Por fi, consumir por impulso, sem planejamento, sem pesquisa de preço, sem precisar ou querer.
 
Controlar os gastos não significa gastar menos. Significa gastar melhor, com consciência e planejamento.
 
EduFin: Em artigos publicados, você fala muito sobre a compensação que alguns pais fazem durante a criação de seus filhos, dando-lhes dinheiro em vez de atenção. Como isso interfere na educação financeira destas crianças e adolescentes?
 
CM: Presentes não substituem a presença dos pais. O verdadeiro presente é estar presente.
 
Os pais têm prazer em ver rostinhos sorridentes e olhinhos brilhantes à sua volta. Por isso, os filhos pedem e os pais faze, deixa, dão, compra, leva, buscam. Pais que permitem tudo e que superprotegem os filhos criam crianças sem limites e em conseqüência disso futuros adultos insatisfeitos e induzidos a buscar sempre mais bens para se sentir feliz. Para valorizar o que se recebe é preciso ter esforço. Os pais que não querem frustrar seus filhos formam adultos que não sabem lidar com os “nãos” que a sociedade nos impõe, que estouram o limite do cheque especial, que pensam que cartão de crédito não tem limite.
 
EduFin: Em alguns de seus textos, você fala também desta relação da educação que é ensinada em casa e a que os professores transmitem na escola, fale um pouco sobre esta relação no caso dos adolescentes.
 
CM: A qualidade do convívio com os pais e a educação recebida terão peso na formação do futuro adulto.
 
O filho que aprendeu na infância a ter limites quando chega à adolescência já sabe que existem outras pessoas no mundo que devem ser respeitadas; que muitas coisas podem ser feitas e outras não, assim toleram mais facilmente as frustrações; tem maior capacidade de adiar; compreendem melhor os direitos e os deveres de cada um; sabem que serão responsabilizados pelos seus atos inadequados e que terão que assumir consequências. Características positivas para um adolescente que cuida das suas finanças.
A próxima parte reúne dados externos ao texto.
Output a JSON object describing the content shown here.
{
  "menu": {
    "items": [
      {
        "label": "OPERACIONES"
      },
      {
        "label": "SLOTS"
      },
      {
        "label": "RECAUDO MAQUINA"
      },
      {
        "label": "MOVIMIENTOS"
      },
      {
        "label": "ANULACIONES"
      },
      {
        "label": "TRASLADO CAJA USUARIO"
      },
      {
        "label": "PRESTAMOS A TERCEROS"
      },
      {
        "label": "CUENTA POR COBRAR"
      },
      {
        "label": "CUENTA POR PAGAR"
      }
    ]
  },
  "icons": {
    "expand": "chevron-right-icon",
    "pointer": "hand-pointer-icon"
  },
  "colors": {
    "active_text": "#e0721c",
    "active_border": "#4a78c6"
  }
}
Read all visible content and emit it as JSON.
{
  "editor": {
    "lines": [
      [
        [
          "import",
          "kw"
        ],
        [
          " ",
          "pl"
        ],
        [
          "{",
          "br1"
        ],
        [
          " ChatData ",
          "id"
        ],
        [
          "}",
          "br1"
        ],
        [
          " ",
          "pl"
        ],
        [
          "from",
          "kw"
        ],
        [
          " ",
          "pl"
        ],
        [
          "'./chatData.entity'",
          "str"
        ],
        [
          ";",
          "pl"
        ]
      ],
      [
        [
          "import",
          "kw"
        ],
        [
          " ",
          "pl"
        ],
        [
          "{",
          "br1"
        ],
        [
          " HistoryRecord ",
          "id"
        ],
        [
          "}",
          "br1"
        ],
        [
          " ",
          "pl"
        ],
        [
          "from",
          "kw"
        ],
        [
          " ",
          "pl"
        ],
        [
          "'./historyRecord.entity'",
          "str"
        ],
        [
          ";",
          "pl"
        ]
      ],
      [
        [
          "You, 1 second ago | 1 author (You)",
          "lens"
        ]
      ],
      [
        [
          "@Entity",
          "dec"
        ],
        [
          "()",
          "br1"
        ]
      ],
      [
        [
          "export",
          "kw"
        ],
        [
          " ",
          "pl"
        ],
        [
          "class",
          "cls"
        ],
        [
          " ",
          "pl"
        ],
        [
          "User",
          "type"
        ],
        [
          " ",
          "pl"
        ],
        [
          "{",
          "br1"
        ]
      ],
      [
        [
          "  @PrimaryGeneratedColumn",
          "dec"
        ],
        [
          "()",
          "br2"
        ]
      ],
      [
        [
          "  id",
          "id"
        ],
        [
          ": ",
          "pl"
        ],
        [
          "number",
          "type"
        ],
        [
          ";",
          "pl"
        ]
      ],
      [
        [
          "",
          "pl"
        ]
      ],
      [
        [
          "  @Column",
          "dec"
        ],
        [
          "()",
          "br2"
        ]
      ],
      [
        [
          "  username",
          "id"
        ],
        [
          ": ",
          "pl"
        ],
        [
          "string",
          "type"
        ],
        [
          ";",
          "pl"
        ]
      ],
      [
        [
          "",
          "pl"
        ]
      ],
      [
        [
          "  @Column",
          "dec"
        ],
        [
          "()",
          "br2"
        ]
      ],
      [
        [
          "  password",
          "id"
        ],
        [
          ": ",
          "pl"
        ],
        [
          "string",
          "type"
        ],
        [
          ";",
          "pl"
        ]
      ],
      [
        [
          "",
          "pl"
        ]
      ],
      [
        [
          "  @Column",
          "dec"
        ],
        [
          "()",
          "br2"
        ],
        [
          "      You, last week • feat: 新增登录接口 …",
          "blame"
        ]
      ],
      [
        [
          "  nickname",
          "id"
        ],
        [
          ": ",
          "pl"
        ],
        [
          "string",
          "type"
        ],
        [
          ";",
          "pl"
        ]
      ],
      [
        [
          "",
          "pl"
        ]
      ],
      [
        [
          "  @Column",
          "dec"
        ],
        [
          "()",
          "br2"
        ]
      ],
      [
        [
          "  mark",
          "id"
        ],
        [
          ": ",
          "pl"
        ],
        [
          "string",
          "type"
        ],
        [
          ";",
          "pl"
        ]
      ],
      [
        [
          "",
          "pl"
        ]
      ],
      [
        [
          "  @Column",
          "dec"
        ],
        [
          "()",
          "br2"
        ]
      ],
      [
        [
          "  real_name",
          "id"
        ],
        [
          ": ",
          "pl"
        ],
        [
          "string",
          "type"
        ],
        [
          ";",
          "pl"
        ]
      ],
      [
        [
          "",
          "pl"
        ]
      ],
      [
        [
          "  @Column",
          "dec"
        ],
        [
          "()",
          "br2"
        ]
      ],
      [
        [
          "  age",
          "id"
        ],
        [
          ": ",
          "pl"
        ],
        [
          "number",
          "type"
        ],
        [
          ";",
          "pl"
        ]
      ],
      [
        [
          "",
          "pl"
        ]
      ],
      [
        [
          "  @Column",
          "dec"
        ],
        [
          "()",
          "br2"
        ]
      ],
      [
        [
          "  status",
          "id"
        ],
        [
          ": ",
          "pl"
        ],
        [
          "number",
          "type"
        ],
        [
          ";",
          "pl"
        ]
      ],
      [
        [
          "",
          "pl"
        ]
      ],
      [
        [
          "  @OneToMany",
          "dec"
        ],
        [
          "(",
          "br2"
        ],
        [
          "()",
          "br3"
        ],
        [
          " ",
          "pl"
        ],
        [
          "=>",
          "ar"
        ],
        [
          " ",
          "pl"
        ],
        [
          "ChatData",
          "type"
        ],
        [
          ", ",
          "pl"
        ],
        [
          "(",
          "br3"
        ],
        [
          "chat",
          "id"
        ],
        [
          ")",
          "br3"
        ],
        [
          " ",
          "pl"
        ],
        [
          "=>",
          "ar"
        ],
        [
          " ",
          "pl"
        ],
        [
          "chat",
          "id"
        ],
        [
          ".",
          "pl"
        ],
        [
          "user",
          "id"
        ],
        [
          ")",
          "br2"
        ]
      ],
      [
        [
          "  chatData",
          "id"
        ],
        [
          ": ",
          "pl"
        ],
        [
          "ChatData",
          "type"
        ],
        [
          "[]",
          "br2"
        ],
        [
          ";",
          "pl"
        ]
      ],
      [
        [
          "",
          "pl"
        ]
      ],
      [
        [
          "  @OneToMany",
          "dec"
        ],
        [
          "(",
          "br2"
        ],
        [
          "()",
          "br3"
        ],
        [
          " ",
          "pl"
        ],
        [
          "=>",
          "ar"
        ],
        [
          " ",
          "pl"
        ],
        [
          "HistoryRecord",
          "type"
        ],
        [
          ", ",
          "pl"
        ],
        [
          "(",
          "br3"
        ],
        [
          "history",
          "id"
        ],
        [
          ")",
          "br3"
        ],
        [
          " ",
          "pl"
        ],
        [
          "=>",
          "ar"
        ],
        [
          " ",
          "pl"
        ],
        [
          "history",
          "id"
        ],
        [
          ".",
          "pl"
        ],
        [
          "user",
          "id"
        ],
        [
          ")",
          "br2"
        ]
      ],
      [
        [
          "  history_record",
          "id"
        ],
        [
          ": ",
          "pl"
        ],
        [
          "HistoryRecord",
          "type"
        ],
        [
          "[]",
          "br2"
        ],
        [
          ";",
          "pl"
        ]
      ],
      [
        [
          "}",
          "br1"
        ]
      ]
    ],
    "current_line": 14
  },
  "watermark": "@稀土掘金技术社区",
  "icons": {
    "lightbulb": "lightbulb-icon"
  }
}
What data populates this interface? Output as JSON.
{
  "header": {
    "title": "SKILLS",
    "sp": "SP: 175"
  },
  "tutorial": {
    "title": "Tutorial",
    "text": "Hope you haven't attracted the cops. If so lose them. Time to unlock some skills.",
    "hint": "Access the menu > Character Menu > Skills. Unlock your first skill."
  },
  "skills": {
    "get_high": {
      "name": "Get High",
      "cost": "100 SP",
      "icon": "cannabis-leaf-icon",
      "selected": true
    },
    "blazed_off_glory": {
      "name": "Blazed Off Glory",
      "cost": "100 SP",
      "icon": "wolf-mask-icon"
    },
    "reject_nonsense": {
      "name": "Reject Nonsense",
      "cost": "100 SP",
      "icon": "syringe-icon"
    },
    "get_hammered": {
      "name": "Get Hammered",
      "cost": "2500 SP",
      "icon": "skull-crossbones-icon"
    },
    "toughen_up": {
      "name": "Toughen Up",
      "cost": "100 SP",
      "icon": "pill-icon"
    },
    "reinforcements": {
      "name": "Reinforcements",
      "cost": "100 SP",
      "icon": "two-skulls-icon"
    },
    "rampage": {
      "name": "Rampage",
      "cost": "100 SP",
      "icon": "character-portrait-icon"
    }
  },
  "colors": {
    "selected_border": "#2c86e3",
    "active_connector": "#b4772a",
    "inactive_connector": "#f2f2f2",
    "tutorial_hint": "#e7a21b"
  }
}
Agora, se o filho não recebeu educação em casa e os pais continuam achando que o filho é o centro do universo, a sociedade vai impor limites, vai frustrar e dizer muitos “nãos”. E, possivelmente, o filho por si só vai procurar modificar as suas atitudes, comportamentos com relação a dinheiro e aprender a identificar o seu gosto, fazer escolhas e avaliá-las. Outra característica positiva para um adolescente que quer cuidar da sua vida pessoal e financeira.
 
EduFin: Muitos dos projetos de educação financeira são baseados na inserção do tema nas matérias tradicionais, como: história, português e matemática. Fale um pouco sobre o método que utiliza, em que a educação financeira ministrada a parte, como uma matéria específica.
 
CM: No Colégio de Aplicação e na Casa dos Girassóis a educação financeira é uma disciplina específica desenvolvida em uma sequência lógica, proporcionando acompanhamento da evolução do aluno, com um professor especializado no tema. Estas são as maiores vantagens dessa metodologia.
 
Nessa metodologia cada aluno é visto individualmente, com seus valores, crenças, experiências, objetivos de vida e educação recebidas em casa. E a partir do momento que se fala abertamente sobre dinheiro e planos de vida, cada aluno começa a conhecer e reconhecer seus limites, gostos e objetivos, inclusive os financeiros. Aprende também a determinar a sua situação financeira, a encontrar formas de atingir seus objetivos e colocar em prática o plano de ação.
 
EduFin: Quando você acha que o jovem já tem maturidade suficiente para administrar suas finanças?
 
CM: Primeiro ele precisa aprender a lidar com dinheiro e a mesada é um instrumento poderoso de educação financeira. Ela ensina o filho a viver como pretende dentro de um orçamento limitado além de ajudá-lo a ter, no futuro, um bom relacionamento com o dinheiro.
 
A mesada pode ser implementada por etapas porque depende da maturidade e da aprendizagem do filho para lidar com o dinheiro. No entanto, sugiro que os pais comecem oferecendo semanadas por volta dos 6 anos, quinzenadas por volta dos 10 anos e mesadas por volta dos 12.
 
Aprender a administrar a mesada, quinzenada ou semanada é o primeiro passo para a construção da liberdade financeira de seu filho. Se desde cedo o filho se organizar financeiramente para alcançar os próprios objetivos, ele fará do dinheiro um aliado nessa busca.
 
E a organização financeira se inicia com o planejamento. Quanto tenho? Quanto gasto? Onde gasto? Quanto poupo? Quanto invisto? Sabendo suas possibilidades o filho vai consumir de forma consciente fazendo pesquisa da relação custo benefício e se perguntando: tenho condições financeiras e quero comprar? E consumir dessa forma é bom!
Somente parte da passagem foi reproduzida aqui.